Second option: set up a local mirror as you suggest. This is more complex in terms of configuration, has a performance impact due to BB_GENERATE_MIRROR_TARBALLS, requires “maintenance” to ensure the mirror has all the required sources and finally involves disk space duplication (unless hardlinks are used, I haven’t checked that). But it is safe _and_ avoids duplicating network usage.
So, three kind of user conditions/needs, three solutions. It’s good to have alternatives and to know them so anybody can pick the one that is best for them.
And thanks for posting the link to the download mirror instructions, they will be useful for who wants to do that!
Luca
In addition to my other reply here awaiting moderation, I think this is a general problem that affects any task that has side-effects that are not part of sstate.
DL_DIR downloads is just one, because presence is implied by sstate but sstate does not verify the presence of the file
For me, spdx is another (I haven’t checked master yet) but we have the case where the final image fails because spdx output for recipes is missing. The do_compile or do_build is not re-run because it can be recovered from sstate but this does not dump the spdx files in the spdx dir.

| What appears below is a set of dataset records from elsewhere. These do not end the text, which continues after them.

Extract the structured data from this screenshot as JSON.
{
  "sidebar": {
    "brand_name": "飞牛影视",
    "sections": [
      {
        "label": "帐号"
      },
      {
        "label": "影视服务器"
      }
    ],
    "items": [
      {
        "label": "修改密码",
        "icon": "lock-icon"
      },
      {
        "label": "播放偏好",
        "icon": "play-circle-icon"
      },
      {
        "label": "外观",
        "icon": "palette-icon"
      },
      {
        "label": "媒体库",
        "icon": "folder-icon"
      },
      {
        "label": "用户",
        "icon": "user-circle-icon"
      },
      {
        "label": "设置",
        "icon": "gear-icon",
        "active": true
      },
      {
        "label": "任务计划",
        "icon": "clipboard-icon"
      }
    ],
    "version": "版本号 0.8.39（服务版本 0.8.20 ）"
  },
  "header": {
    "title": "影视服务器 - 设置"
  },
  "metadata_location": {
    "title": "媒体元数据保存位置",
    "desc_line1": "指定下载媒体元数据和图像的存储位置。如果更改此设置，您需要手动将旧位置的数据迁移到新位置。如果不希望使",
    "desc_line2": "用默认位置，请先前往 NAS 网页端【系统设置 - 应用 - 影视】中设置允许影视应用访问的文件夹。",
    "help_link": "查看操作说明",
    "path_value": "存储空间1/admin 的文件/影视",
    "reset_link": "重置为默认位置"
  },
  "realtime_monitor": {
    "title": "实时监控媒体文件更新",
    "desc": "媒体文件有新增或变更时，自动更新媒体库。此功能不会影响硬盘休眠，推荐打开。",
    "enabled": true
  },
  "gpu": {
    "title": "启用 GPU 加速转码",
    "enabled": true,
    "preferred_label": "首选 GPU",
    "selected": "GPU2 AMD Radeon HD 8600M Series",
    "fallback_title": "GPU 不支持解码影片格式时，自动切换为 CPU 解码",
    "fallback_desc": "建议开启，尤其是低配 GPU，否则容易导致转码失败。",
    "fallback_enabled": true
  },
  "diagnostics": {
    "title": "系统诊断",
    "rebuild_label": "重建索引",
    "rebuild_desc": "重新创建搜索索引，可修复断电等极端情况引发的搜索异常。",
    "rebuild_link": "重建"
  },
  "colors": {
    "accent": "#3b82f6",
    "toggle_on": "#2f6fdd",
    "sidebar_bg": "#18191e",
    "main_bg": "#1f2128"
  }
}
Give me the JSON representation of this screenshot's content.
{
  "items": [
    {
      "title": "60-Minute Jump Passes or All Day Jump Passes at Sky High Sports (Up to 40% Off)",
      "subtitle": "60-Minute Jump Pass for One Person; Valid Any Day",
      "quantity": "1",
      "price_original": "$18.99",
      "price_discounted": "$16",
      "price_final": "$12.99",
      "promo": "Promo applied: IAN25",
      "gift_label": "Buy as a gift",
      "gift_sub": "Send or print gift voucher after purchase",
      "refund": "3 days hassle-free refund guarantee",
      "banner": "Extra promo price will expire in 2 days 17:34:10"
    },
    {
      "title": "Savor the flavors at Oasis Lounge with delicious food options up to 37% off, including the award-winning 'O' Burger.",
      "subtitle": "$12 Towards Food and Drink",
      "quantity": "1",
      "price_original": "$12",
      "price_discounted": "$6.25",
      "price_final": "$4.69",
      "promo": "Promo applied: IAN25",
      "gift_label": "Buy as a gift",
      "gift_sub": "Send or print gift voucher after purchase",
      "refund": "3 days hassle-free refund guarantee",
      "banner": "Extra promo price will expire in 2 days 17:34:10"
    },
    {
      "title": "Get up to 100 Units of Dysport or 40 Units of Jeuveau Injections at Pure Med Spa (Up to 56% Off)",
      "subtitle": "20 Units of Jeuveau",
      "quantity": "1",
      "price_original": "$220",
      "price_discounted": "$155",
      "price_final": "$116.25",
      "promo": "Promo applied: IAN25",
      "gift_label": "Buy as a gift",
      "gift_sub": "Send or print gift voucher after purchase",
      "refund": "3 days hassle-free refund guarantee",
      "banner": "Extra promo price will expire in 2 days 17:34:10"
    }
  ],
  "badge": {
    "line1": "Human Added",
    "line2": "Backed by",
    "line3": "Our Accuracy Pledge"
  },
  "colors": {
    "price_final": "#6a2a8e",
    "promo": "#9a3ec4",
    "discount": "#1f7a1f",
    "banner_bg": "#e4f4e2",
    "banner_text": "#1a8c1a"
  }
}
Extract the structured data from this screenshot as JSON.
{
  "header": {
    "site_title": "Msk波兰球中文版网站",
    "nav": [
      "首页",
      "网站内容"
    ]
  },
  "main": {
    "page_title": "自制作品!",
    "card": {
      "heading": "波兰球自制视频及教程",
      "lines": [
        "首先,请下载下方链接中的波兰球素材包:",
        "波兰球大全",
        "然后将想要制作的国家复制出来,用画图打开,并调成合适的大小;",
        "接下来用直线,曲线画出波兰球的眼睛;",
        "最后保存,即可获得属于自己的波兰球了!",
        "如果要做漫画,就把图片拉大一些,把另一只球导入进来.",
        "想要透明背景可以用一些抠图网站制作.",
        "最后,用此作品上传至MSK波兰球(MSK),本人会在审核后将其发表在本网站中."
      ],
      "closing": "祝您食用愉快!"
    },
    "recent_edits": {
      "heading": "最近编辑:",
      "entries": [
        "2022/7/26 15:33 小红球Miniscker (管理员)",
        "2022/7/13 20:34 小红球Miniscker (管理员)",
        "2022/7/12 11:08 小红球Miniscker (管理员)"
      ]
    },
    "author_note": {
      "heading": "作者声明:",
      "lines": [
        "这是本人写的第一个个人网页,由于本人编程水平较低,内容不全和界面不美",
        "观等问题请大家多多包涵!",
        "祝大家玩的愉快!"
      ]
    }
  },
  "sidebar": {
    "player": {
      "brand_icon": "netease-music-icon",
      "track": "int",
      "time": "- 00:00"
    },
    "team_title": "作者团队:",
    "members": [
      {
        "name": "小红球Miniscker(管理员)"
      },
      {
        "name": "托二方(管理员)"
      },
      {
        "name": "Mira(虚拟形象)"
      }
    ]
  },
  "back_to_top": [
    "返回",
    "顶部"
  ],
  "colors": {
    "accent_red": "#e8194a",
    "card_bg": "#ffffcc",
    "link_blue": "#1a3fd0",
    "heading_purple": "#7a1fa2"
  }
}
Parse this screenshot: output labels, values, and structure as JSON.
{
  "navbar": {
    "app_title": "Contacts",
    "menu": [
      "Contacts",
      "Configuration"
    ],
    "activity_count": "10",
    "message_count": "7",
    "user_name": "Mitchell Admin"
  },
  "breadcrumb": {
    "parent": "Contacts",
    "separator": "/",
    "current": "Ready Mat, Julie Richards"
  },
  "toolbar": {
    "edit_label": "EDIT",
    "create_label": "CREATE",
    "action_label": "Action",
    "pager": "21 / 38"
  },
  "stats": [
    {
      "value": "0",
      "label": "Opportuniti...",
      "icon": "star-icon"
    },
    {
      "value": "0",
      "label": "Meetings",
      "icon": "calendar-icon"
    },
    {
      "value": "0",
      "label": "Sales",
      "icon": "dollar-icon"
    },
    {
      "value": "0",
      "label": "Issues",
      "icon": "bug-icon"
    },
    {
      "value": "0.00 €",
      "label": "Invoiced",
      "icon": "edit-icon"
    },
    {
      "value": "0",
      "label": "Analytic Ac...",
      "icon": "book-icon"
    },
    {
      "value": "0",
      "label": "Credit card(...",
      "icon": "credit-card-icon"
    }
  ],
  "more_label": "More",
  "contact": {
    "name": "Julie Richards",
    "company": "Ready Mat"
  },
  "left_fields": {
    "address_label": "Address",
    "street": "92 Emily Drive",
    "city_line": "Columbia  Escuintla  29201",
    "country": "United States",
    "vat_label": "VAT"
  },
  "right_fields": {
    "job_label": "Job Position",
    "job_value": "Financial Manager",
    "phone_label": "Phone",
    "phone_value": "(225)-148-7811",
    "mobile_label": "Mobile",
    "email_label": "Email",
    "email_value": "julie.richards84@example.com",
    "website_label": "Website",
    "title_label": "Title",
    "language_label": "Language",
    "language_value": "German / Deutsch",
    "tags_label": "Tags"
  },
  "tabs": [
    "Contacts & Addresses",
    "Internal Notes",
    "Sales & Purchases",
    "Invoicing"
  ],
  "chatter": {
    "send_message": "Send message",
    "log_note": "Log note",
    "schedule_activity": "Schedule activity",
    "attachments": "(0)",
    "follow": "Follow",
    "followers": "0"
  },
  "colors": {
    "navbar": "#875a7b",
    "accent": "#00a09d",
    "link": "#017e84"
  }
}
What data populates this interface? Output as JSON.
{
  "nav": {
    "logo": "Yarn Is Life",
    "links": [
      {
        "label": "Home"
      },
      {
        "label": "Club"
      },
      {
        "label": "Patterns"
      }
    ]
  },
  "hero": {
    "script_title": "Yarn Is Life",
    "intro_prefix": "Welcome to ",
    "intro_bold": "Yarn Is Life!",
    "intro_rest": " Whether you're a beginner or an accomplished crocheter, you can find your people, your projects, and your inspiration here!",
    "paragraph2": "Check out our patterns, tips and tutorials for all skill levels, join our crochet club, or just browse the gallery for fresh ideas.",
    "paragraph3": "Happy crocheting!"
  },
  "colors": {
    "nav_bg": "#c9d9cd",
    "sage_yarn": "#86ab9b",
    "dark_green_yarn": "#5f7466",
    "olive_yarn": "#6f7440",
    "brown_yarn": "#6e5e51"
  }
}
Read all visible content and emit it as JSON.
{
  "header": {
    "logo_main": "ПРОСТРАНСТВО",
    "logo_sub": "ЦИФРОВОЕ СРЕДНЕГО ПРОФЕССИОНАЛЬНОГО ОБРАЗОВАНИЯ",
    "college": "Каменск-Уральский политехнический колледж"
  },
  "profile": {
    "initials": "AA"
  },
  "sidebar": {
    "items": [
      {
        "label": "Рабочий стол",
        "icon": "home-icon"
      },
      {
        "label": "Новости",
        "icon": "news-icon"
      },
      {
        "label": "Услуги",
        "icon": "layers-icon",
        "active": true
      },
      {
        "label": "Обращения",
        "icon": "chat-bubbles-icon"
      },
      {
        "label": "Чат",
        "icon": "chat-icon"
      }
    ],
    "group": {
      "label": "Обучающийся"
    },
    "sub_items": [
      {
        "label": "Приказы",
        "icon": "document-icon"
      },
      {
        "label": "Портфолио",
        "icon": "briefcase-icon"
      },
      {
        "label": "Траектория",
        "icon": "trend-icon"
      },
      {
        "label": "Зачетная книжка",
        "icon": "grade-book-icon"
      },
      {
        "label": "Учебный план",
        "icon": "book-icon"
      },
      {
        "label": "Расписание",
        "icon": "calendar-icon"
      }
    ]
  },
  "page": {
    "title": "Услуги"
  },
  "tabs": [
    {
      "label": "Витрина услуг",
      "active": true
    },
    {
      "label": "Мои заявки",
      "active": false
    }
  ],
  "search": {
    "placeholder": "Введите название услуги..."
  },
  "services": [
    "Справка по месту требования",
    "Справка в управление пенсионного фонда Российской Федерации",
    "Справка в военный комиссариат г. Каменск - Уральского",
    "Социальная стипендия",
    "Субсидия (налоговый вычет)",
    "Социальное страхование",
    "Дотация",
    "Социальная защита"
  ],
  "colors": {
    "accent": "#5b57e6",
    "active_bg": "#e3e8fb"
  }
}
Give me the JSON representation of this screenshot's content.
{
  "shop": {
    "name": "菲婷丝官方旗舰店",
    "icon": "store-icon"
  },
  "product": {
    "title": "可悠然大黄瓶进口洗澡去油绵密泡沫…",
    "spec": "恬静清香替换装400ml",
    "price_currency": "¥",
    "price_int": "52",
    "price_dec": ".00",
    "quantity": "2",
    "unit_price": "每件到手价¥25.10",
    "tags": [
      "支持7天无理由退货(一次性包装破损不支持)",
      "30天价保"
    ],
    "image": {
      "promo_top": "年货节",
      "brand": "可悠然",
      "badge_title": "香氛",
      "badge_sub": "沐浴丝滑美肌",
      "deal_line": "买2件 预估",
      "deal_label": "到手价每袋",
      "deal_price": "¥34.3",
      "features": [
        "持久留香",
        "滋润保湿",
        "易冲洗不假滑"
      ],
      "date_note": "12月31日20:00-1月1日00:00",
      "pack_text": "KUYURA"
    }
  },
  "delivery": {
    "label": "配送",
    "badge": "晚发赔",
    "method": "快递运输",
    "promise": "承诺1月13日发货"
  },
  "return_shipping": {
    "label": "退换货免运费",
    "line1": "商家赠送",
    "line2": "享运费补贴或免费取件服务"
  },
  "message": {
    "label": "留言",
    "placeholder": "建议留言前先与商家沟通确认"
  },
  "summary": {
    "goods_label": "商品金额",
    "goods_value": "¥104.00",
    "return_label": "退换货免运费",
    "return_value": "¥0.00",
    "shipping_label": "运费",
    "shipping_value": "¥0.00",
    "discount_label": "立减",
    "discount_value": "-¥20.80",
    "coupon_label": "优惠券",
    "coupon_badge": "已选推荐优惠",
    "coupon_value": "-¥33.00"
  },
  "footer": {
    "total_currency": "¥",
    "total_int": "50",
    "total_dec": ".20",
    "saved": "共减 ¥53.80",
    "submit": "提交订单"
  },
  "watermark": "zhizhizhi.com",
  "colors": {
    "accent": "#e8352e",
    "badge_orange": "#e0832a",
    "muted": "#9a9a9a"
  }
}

Another is the well know images in deploy_dir, we all know that deleting deploy images won’t cause the image recipe to re-run, but that is also of particular interest for recipes that dockerize image and have an image in the deploy dir as a SRC_URI
So I wonder if the very general solution is for tasks to log side-effect files with the bitbake system which can then tell if those files are absent or changed to invalidate the sstate and force the task to be re-run. The side effect files are not stored with sstate, just their names and checksums.
Do those shared folders need to be open for writing or can they be read only?
Hello Arik,
these folders definitely have to be writable.
Consider they are a storage area that bitbake uses. It stores files when fetching sources, and it reads them later on when fetching them again. Similarly it saves sstate cache entries when building a recipe, and it reads them back before rebuilding it.